Great.  We’re on the last leg of the “civil rights” thrill ride, where strange colors begin swirling around the boat, disturbing images are glimpsed from the corner of the eye, and Willy Wonka spouts nonsense in a relentless monotone.

The Journal points out that evidence from across the nation suggests that voucher programsenhance racial integration: “Public school attendance is mainly determined by geography, so segregated neighborhoods produce segregated schools. Vouchers help poor minorities escape those boundaries to attend schools they otherwise couldn’t. Seven of eight studies that have examined vouchers in Milwaukee, Cleveland and Washington, D.C., found that private schools that recipients attend are more diverse than public schools.”

But that doesn’t matter when the reality of 2013 slams into a barrier of calcified ideology erected in the 1960s, buttressed by the demands of an overwhelmingly powerful special interest, the teachers’ unions.  If the only club available to beat Louisiana’s school choice law is a dusty old whiffle bat labeled “DESEGREGATION,” then so be it.
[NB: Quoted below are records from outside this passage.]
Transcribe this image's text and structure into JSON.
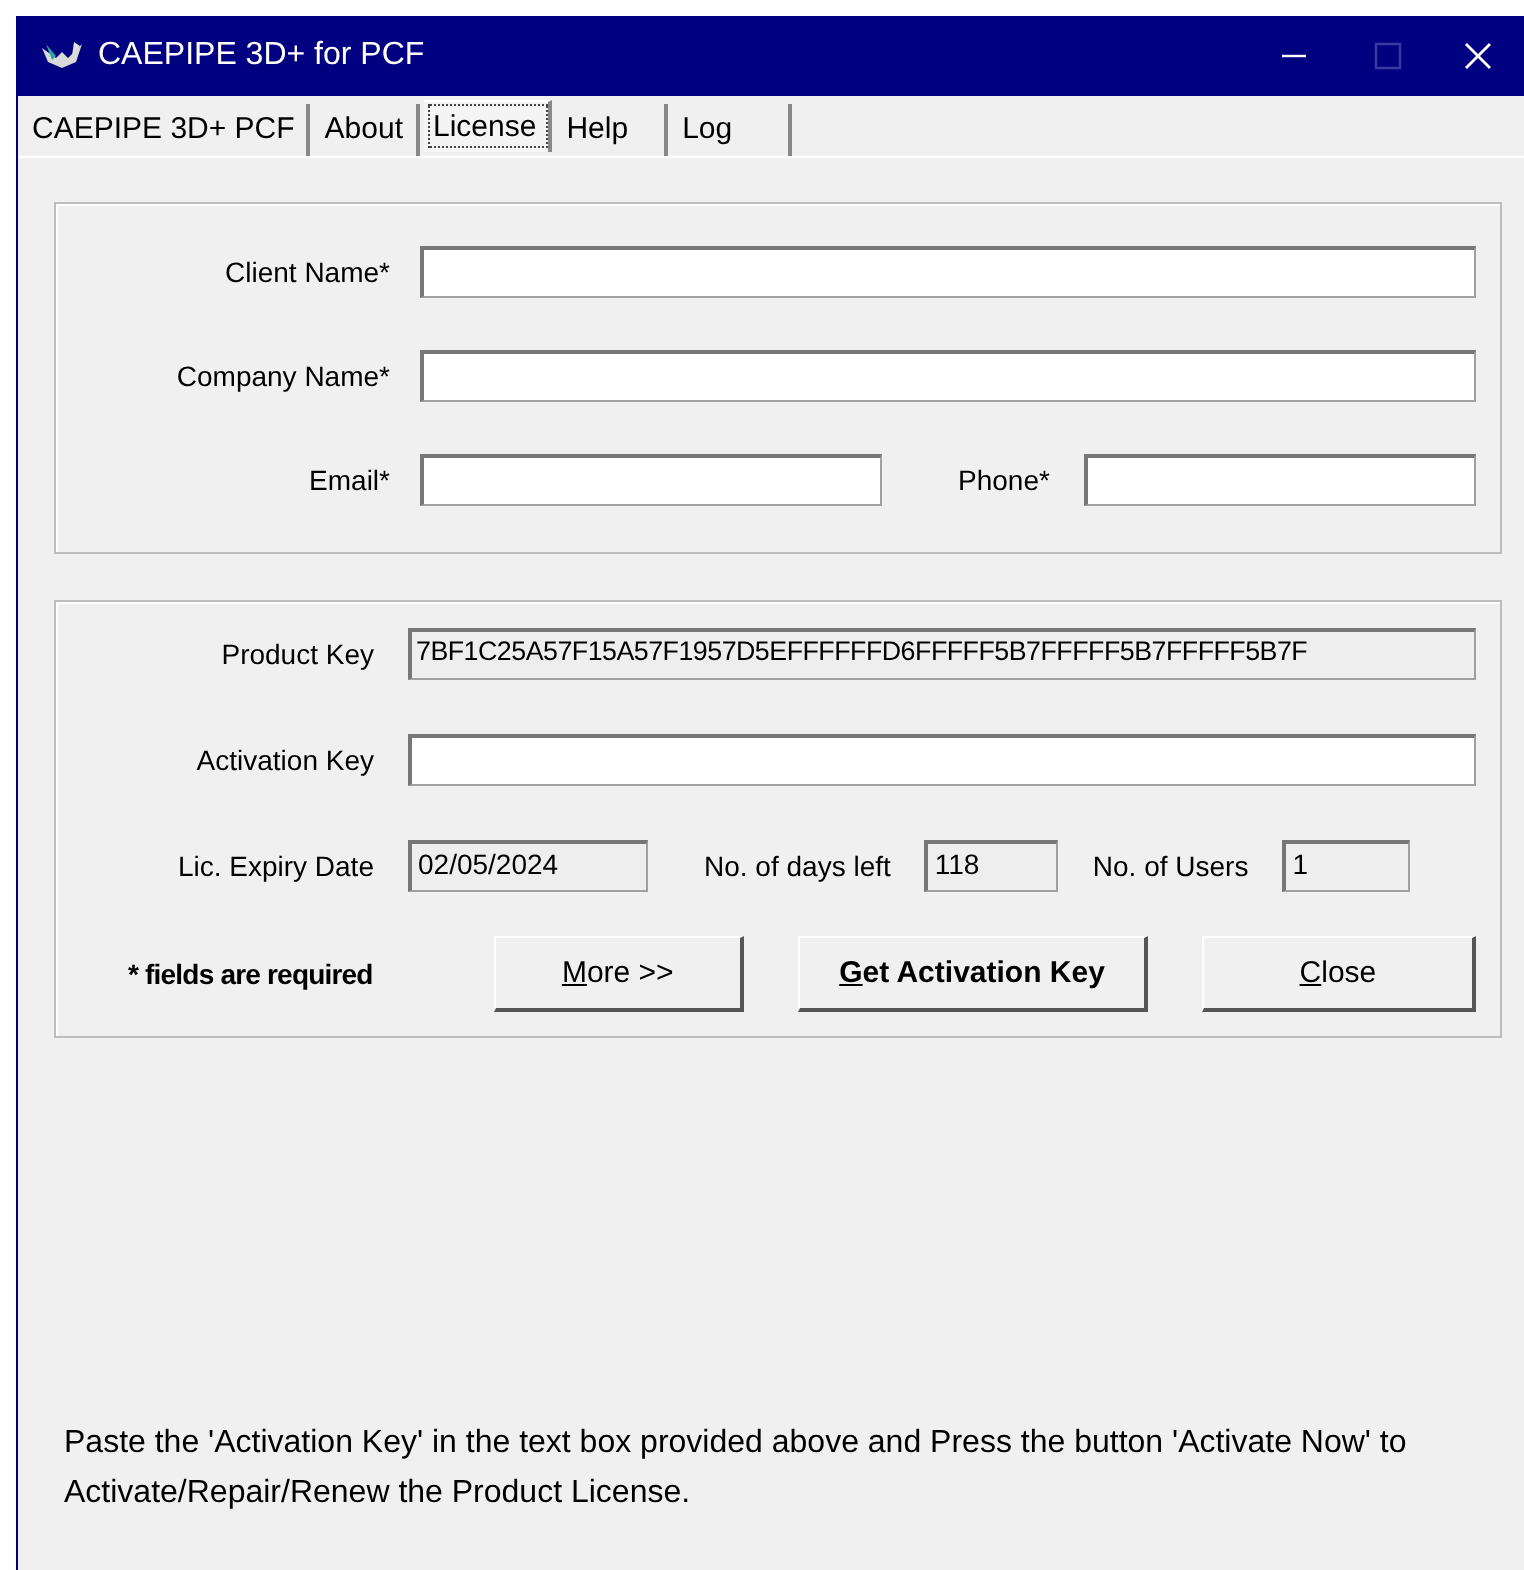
{
  "window": {
    "title": "CAEPIPE 3D+ for PCF"
  },
  "tabs": [
    {
      "label": "CAEPIPE 3D+ PCF",
      "selected": false
    },
    {
      "label": "About",
      "selected": false
    },
    {
      "label": "License",
      "selected": true
    },
    {
      "label": "Help",
      "selected": false
    },
    {
      "label": "Log",
      "selected": false
    }
  ],
  "client": {
    "client_name": {
      "label": "Client Name*"
    },
    "company_name": {
      "label": "Company Name*"
    },
    "email": {
      "label": "Email*"
    },
    "phone": {
      "label": "Phone*"
    }
  },
  "license": {
    "product_key": {
      "label": "Product Key",
      "value": "7BF1C25A57F15A57F1957D5EFFFFFFD6FFFFF5B7FFFFF5B7FFFFF5B7F"
    },
    "activation_key": {
      "label": "Activation Key"
    },
    "expiry": {
      "label": "Lic. Expiry Date",
      "value": "02/05/2024"
    },
    "days_left": {
      "label": "No. of days left",
      "value": "118"
    },
    "users": {
      "label": "No. of Users",
      "value": "1"
    },
    "note": "* fields are required",
    "buttons": [
      {
        "label": "More >>",
        "bold": false
      },
      {
        "label": "Get Activation Key",
        "bold": true
      },
      {
        "label": "Close",
        "bold": false
      }
    ]
  },
  "instructions": "Paste the 'Activation Key' in the text box provided above and Press the button 'Activate Now' to Activate/Repair/Renew the Product License."
}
This is old hat for the Obama Administration, which began with freshly-inaugurated President Obama shutting down a popular school choice program in Washington, D.C.  And it’s par for the course when the Attorney General is an entirely political creature, who finds the mundane business of enforcing plain old sensible laws beneath him.

Republican Governor Bobby Jindal – who already saved the voucher program once by finding $40 million in funding from other sources, after the state Supreme Court ruled that public-school money could not be used – was angered by the Justice Department’s action.  “After generations of being denied a choice, parents finally can choose a school for their child, but now the federal government is stepping in to prevent parents from exercising this right. Shame on them.  Parents should have the ability to decide where to send their child to school,” Jindal said.

The Times-Picayune looks at the odds of beating the Justice Department lawsuit:

The case has been assigned to Judge Ivan Lemelle. He ruled in November that elements of Jindal’s 2012 education overhaul were unconstitutional,  because paying to implement the voucher program would hurt Tangipahoa Parish’s ability to pay for the programs it uses to comply with its federal desegregation order. The state’s appeal in that case is pending.

So federal decree can lock out funding for the program they claim is an offense against desegregation, by forcing Louisiana to spend the money on desegregation programs Washington prefers, and which probably won’t be getting cheaper any time soon.  What a racket.

What’s more important to children of every racial background than a good education?  But we’re stuck with the same lousy, reform-proof system we’ve had for decades, because the status quo is inviolate.  The same people who think it should be inviolate also tell us that we need looser immigration policies, to bring in more qualified candidates for the jobs American public school graduates can’t do any more.  And they’re turning college degrees into an expensive obligation that has effectively replaced the now-worthless high school diploma.  Breaking out of that system should be the true desegregation goal, not shutting the doors on black students and telling them to stay put, because it’s still 1965 out there.